Civil society took Lamy to task on his claim that the NGO critique was based on a “misunderstanding of services talks.” In a point by point critique of Lamy’s letter, the organizations rebuffed Lamy’s arguments. They pointed out that many developing countries submitted objections to elements of the services text, but those objections were repeatedly ignored by the Chair of the Services negotiations, Mexican Ambassador Fernando de Mateo. The letter cited statements from WTO members of ASEAN (Brunei Darusalam, Indonesia, Philippines, Thailand and Malaysia) and the African Group, Jamaica and Barbados among others that the Services negotiating text did not reflect their concerns.
They further reiterated that the Chair of the Services talks had indeed implied that there needed to be consensus by all WTO members to remove items from the negotiating text – so-called reverse consensus. They cited informal discussions held amongst Services negotiators on October 17-18 to substantiate their claims.
“It is impossible to come to a fair agreement with bad process,” said Shefali Sharma, of the Institute for Agriculture and Trade Policy. “The issues in the services negotiations and the current Hong Kong text are very serious – particularly for developing countries. The WTO continues to evade international norms for negotiations, even as we are just days away from the 6th Ministerial. We remain concerned that the new approach to the draft text is further exacerbating problems of legitimacy in the WTO. ”
“The current draft services text represents a threat to tens of thousands of public sector workers around the world,” said Mike Waghorne, Assistant General Secretary of Public Services International (PSI), the global federation for public sector trade unions. “In many developing countries, fledgling public services, already strapped for cash as a result of structural adjustment programmes, are being told to open their services to competition from service providers in developed countries. We fully sympathize with developing countries that say that the whole process of drafting the services text for Hong Kong has set aside their concerns about their own services development in the interests of multinational services companies from the North.”

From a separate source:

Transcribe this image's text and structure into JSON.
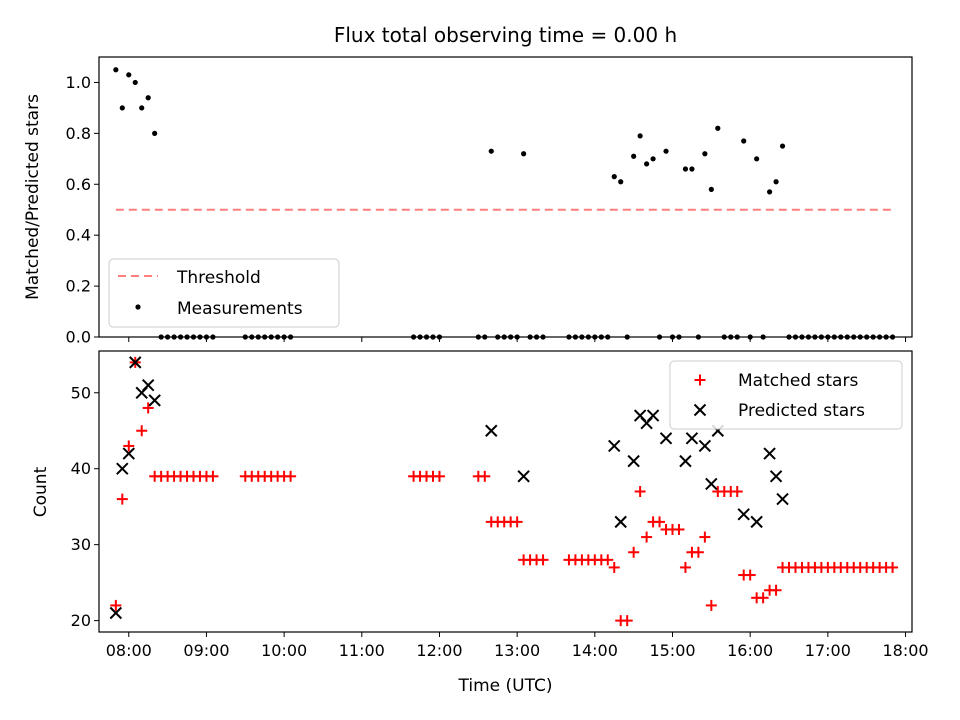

Contributes Aileen Kwa, of Focus on the Global South, “It is common practice that Chairs abuse their power in the WTO and put forward texts that predominantly contain the positions of the powerful WTO Members – the US and EU. The positions and voices of a large majority of the developing world are wiped off the slate and these texts are then presented to Ministers in secret “Green Room” meetings for endorsement. At the same time, countries are warned by the powerful, not to dissent. This makes a mockery of the “bottom-up” negotiating process Lamy claims he is now putting in place. The process in the Services Council could not be more top-down”
The NGO letter of November 1, Lamy’s response of November 17, and the NGO response of November 30, can all be viewed at: tradeobservatory.org.